En exécution de ce jugement, Leclerc a fait faire le 29 du même mois une enquête; mais la plupart des témoins qui ont été entendus, ont fait des dépositions si contraires aux faits articulés dans sa plainte, que Feron, dont les facultés sont très-minces, a cru devoir s'épargner le coût d'une enquête respective. Sa défense se réduira donc aux inductions qui se tirent des faits dont on vient de faire le récit; lesquels, pour la plupart, sont constatés par la déposition même des témoins, que Leclerc a fait entendre.

La demande de Leclerc a deux objets différens. D'un côté, il prétend que Feron doit être tenu de lui payer 1200 livres, parce que son âne n'a pas eu la complaisance de se laisser battre impunément; & d'un autre, il exige 20 sous par jour, pour la nourriture de cet animal, qu'il a tenu en fourriere chez lui, & dont il se servoit pour aller au marché.

Pour réussir dans une demande aussi singuliere, & apparemment pour émouvoir la commisération des Juges, il ne cesse d'étaler la grandeur de la plaie de sa femme. Mais a-t-il fait attention que cette plaie qu'il annonce si profonde & si large, n'a été constatée par aucun rapport de Chirurgiens? Car on ne s'imagine pas qu'il puisse regarder comme valable celui qu'il a fait faire le 30 Juillet dernier, un mois après la morsure dont il se plaint[ [10].

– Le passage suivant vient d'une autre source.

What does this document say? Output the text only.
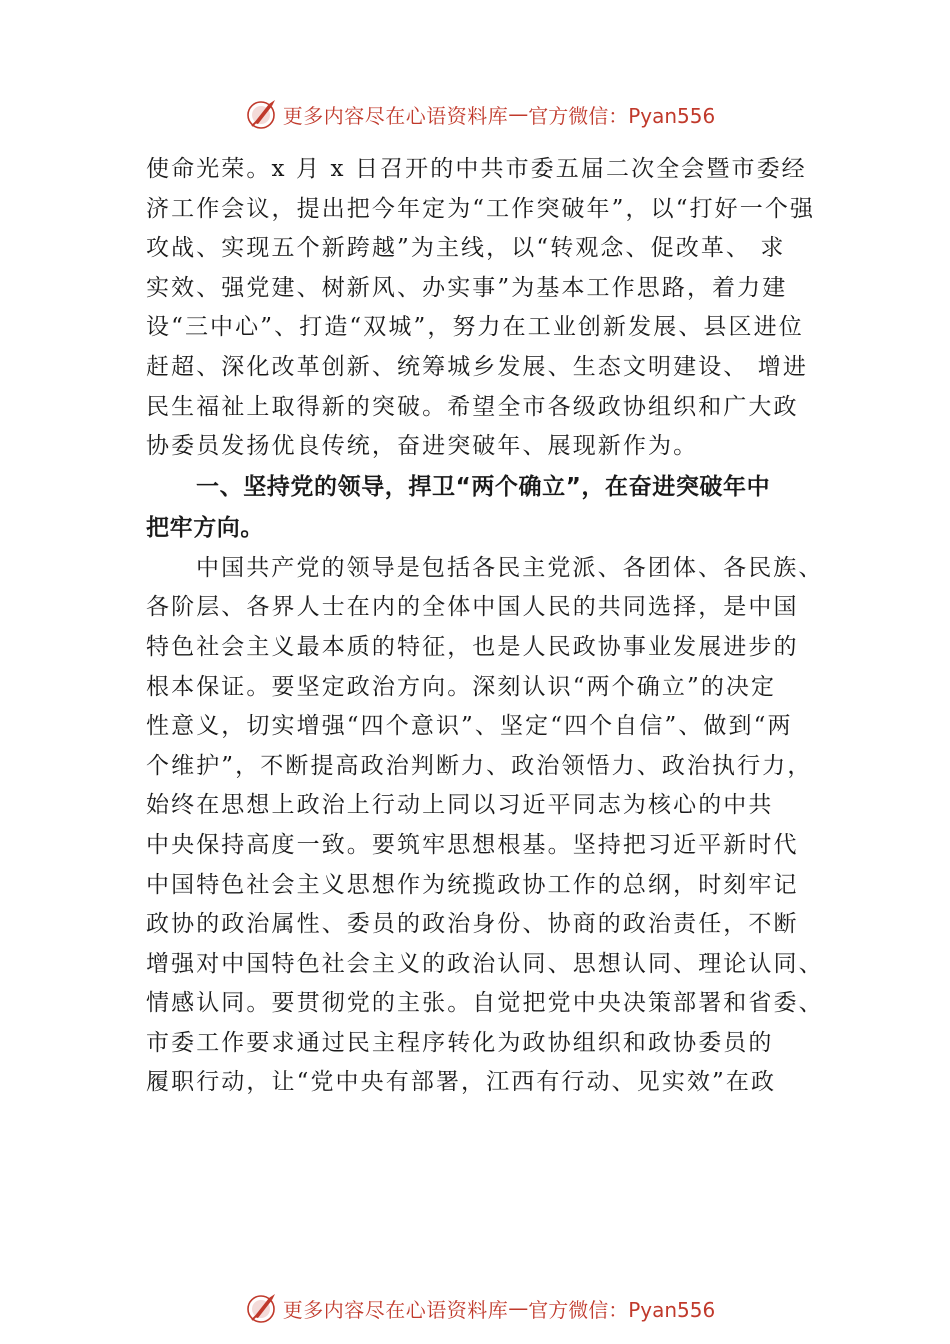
更多内容尽在心语资料库 — 官方微信：Pyan556
使命光荣。x 月 x 日召开的中共市委五届二次全会暨市委经
济工作会议，提出把今年定为“工作突破年”，以“打好一个强
攻战、实现五个新跨越”为主线，以“转观念、促改革、 求
实效、强党建、树新风、办实事”为基本工作思路，着力建
设“三中心”、打造“双城”，努力在工业创新发展、县区进位
赶超、深化改革创新、统筹城乡发展、生态文明建设、 增进
民生福祉上取得新的突破。希望全市各级政协组织和广大政
协委员发扬优良传统，奋进突破年、展现新作为。
一、坚持党的领导，捍卫“两个确立”，在奋进突破年中
把牢方向。
中国共产党的领导是包括各民主党派、各团体、各民族、
各阶层、各界人士在内的全体中国人民的共同选择，是中国
特色社会主义最本质的特征，也是人民政协事业发展进步的
根本保证。要坚定政治方向。深刻认识“两个确立”的决定
性意义，切实增强“四个意识”、坚定“四个自信”、做到“两
个维护”，不断提高政治判断力、政治领悟力、政治执行力，
始终在思想上政治上行动上同以习近平同志为核心的中共
中央保持高度一致。要筑牢思想根基。坚持把习近平新时代
中国特色社会主义思想作为统揽政协工作的总纲，时刻牢记
政协的政治属性、委员的政治身份、协商的政治责任，不断
增强对中国特色社会主义的政治认同、思想认同、理论认同、
情感认同。要贯彻党的主张。自觉把党中央决策部署和省委、
市委工作要求通过民主程序转化为政协组织和政协委员的
履职行动，让“党中央有部署，江西有行动、见实效”在政
更多内容尽在心语资料库 — 官方微信：Pyan556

Mais, supposons avec lui que cette plaie soit aussi considérable qu'il le dit, Feron en peut-il être tenu? Nul doute pour la négative, puisque son âne étoit attaché aux barreaux de la boutique du sieur Nepveux, & qu'il y seroit resté tranquillement sans la rencontre de l'ânesse, dont l'état demandoit des attentions que la femme Leclerc n'avoit pas eues; il y a même lieu de présumer qu'elle avoit formé le dessein de profiter de la circonstance, pour s'approprier cet âne; car il est ridicule de dire, comme son mari l'avance dans la plainte qu'il a rendue, qu'elle a fait tous ses efforts pour s'en débarrasser: la distance qui se trouve de la Porte Saint-Jacques aux Gobelins est trop considérable pour qu'elle n'ait pu arrêter la poursuite du baudet; si elle ne l'a pas fait, c'est qu'elle avoit ses raisons pour ne point demander du secours aux passans. Feron ne peut donc être tenu des suites d'une entrevue asine, que la femme Leclerc paroît avoir facilité.